Between assessing the wounds, watching Mum re-dress them, the doctor performing a medical assessment, and a few other work-related issues, we also exchange some social conversation. Via telephone translation the patient tells us that she would like to thank us very much for visiting her, that she was very excited to see us and that last night she couldn’t sleep for the anticipation of our visit! As I pose for a photograph with her mother, she leans in and knocks her head against mine and my colleagues sigh in hilarious unison. We assure everyone that she seems much better than she did in hospital, she tells us how happy she is to be home again, we admire the many children surrounding us, they ask us did we really cycle all the way here and are we sure we didn’t park our car up the road and cycle only a short distance, they laugh at the many sweats we are oozing, and we leave feeling as though the visit was well worthwhile for everyone’s sake (not least our own).
Back out onto the bumpy, hole-ridden road which switches regularly between bitumen, sand and mud, we cycle back to Kampong Cham. A journey which began with conversations about how fantastic a cycling holiday through Cambodia would be, ends with sore thighs and bums and far less enthusiasm about mounting our bicycles ever again!
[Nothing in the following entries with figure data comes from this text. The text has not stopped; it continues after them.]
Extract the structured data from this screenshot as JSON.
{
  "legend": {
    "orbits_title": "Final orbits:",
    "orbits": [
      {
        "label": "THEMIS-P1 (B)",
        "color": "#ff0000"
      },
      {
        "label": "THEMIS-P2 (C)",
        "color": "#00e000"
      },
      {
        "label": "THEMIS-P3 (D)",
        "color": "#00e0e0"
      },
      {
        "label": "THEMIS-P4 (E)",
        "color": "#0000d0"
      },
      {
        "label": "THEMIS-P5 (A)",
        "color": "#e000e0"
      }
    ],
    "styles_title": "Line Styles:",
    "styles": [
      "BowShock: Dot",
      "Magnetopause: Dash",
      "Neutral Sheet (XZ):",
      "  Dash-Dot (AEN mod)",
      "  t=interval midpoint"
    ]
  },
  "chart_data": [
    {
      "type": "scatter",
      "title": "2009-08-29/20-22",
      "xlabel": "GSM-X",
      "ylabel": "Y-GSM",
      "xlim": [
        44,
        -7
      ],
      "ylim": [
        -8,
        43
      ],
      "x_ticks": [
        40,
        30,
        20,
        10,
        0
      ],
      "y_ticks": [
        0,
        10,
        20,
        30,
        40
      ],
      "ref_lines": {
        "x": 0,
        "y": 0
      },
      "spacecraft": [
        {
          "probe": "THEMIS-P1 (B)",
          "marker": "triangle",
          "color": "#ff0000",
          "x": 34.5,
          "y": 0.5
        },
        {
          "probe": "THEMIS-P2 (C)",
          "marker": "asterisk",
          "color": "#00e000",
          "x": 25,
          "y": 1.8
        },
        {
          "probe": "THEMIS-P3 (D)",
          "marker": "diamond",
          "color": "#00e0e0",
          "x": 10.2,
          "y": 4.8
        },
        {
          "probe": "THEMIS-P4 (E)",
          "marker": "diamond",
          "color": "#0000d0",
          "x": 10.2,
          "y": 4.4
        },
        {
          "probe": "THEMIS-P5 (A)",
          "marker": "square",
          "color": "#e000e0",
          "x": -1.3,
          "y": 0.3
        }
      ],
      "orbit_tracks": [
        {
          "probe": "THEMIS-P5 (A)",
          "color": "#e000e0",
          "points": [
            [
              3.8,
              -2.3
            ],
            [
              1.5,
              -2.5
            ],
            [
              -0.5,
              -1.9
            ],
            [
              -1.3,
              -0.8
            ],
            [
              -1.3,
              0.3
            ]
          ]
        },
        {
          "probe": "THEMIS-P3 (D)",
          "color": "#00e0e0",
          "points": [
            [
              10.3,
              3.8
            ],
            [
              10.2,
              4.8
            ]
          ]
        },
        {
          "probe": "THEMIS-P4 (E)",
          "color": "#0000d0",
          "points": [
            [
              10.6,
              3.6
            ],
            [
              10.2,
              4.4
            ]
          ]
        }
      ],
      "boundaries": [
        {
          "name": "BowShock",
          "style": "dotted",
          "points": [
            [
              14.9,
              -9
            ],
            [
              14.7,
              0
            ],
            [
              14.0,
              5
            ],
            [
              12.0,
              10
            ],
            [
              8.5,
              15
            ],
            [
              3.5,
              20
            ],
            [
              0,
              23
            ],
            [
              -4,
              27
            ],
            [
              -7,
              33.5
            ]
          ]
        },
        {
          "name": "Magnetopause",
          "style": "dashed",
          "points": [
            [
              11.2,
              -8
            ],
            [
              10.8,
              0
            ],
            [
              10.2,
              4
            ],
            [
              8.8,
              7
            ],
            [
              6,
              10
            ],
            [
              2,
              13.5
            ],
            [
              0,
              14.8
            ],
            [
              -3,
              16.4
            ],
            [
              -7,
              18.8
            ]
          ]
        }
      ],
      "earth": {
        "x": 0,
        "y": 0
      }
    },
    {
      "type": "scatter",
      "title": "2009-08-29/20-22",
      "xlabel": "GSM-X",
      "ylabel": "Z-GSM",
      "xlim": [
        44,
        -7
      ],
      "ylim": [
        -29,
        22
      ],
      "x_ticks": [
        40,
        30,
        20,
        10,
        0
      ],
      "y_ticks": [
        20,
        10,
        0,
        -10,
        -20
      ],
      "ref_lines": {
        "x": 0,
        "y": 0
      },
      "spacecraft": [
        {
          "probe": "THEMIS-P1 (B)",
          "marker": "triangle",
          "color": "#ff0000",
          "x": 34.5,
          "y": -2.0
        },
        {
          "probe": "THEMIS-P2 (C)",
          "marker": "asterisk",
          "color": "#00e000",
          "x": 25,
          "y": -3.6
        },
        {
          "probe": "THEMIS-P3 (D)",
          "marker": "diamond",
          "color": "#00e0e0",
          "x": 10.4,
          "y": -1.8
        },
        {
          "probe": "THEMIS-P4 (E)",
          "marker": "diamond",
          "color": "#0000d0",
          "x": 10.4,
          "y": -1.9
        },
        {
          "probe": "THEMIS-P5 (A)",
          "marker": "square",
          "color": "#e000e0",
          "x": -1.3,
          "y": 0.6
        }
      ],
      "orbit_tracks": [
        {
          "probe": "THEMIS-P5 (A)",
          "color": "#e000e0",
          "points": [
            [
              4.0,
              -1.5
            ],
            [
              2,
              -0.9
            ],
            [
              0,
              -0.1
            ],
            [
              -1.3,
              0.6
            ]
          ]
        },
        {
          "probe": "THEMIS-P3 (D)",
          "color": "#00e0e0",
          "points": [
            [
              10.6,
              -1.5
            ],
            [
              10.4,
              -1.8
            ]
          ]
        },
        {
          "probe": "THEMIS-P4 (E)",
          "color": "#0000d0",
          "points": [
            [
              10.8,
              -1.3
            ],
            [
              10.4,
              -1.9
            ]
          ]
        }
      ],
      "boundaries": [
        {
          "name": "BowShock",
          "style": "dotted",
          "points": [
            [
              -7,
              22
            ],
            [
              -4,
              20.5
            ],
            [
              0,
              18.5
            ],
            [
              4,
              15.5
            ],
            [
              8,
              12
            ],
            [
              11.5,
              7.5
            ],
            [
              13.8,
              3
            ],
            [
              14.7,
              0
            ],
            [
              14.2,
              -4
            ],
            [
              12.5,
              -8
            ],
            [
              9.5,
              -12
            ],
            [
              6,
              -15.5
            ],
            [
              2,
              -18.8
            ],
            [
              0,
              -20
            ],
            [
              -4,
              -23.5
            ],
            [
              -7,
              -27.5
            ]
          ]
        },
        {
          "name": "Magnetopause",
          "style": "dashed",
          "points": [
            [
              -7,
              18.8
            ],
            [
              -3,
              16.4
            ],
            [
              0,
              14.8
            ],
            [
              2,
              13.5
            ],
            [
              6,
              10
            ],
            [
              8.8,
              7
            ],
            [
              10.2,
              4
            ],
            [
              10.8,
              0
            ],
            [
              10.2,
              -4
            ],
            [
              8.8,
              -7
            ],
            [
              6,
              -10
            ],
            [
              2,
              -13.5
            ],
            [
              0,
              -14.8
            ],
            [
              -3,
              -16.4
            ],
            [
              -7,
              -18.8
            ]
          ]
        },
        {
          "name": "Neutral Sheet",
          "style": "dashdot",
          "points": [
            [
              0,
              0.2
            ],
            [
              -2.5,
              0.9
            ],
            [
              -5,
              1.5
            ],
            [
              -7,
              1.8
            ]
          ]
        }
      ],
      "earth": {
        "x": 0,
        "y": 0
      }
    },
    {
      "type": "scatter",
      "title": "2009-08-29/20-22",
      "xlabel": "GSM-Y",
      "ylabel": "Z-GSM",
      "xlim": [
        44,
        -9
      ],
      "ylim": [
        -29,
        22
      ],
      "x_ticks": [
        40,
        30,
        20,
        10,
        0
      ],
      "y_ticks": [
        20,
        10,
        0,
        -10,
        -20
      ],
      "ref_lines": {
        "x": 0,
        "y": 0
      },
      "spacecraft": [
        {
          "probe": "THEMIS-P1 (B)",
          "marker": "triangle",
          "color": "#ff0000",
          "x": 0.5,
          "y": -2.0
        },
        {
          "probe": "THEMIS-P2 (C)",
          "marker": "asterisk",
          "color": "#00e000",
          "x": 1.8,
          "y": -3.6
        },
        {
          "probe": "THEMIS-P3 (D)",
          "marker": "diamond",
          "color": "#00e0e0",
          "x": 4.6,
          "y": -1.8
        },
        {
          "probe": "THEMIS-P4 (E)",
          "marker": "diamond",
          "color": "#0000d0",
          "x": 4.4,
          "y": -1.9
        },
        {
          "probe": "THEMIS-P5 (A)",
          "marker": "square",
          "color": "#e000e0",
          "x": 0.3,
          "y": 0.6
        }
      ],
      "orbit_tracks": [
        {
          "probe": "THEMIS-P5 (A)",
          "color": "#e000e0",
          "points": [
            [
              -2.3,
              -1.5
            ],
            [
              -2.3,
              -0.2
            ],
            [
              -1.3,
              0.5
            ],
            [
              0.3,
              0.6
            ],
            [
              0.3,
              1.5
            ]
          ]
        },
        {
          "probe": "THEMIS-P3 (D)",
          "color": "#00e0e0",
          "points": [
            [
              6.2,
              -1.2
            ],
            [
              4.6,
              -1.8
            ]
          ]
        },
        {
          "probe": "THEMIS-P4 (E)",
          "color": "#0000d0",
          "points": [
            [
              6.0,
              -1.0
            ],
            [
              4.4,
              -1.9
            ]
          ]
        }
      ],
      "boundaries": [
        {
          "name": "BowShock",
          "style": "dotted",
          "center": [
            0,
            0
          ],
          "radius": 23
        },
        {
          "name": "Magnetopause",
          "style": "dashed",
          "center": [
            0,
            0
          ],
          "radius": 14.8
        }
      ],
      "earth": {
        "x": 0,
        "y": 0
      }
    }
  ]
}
We land at Destiny for a late and well deserved lunch, where the sight of our soaked and dusty bodies and the noise of our gregarious, adrenaline-driven laughter about how ridiculous we look and how hungry and sore we feel, immediately lowers the tone of the establishment. Thankfully noone seems to mind and an hour later, stomachs filled, muscles rested and recollections of a great day rehashed enough for now, we head home for showers and solitude before we spend the evening sipping wine on the balcony together, rehashing the thrill of a great day some more while rain lightly falls on the intact roof above us.